En su semblante, lleno de sorpresa, vio el esfuerzo que hacía por deducir lo que aquel fallecimiento podía suponer.

—¡Pobre Jon! Y ¿por qué no me lo has dicho?

—Pues no sé. Tú no confías en mí, ni me dices nunca nada.

—Si tú me ayudaras, yo confiaría.

—Tal vez te ayude.

Fleur juntó las manos en gesto de satisfacción.

—¡Oh, papaíto! Cuando se desea una cosa como yo, no se piensa en los demás. No te enfades conmigo…

Soames avanzó una mano, como para defenderse de un empujón.

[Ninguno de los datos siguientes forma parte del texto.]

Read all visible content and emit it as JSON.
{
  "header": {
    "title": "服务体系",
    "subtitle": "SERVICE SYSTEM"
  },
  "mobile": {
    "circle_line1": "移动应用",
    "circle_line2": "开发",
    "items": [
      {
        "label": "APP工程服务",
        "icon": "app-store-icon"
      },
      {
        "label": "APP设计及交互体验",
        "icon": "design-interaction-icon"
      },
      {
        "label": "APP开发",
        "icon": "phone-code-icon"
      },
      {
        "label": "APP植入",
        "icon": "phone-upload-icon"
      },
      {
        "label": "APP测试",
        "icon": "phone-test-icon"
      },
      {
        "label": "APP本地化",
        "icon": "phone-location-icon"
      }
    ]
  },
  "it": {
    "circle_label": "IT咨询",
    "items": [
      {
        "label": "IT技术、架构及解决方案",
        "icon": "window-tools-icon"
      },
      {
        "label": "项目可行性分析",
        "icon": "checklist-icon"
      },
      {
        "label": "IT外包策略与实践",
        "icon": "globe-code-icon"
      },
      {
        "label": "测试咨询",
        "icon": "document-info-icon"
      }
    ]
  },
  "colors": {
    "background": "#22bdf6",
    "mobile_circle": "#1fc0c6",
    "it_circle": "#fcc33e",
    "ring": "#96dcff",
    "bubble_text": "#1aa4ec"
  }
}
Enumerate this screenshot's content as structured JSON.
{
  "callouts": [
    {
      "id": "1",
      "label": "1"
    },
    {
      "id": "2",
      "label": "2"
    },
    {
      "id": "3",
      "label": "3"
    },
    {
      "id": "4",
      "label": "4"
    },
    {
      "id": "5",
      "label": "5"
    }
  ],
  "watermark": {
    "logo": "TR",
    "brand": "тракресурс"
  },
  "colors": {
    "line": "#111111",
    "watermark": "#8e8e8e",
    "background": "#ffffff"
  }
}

—Estoy ahora en el campo de la meditación abstracta —dijo. ¿Y qué diablos le llevaba a hablar de aquella forma?—. ¿El joven Mont ha vuelto a insinuársete?

—¿Insinuárseme? ¡Menudas insinuaciones! Está siempre con lo mismo a vueltas… Pero es un gran chico. No me molesta nada.

—Bueno —dijo Soames—. Voy a ver si duermo un minuto antes de cenar. Estoy muy cansado.

Subió a su sala de pintura, se echó en la chaise longue que tenía allí, y cerró los ojos. Menuda responsabilidad era tener una hija como la suya…, con una madre como la que tenía… ¡Ayudarla! ¿Cómo podría ayudarla él? No podía modificar el hecho de ser su padre ¿Y qué había dicho aquel Mont? ¿Que la idea de la propiedad?… ¿Qué había que hacer obras?… ¡Cuánta tontería!

Y el aire del río, cargado de olores campestres, le embriagó dulcemente y se durmió.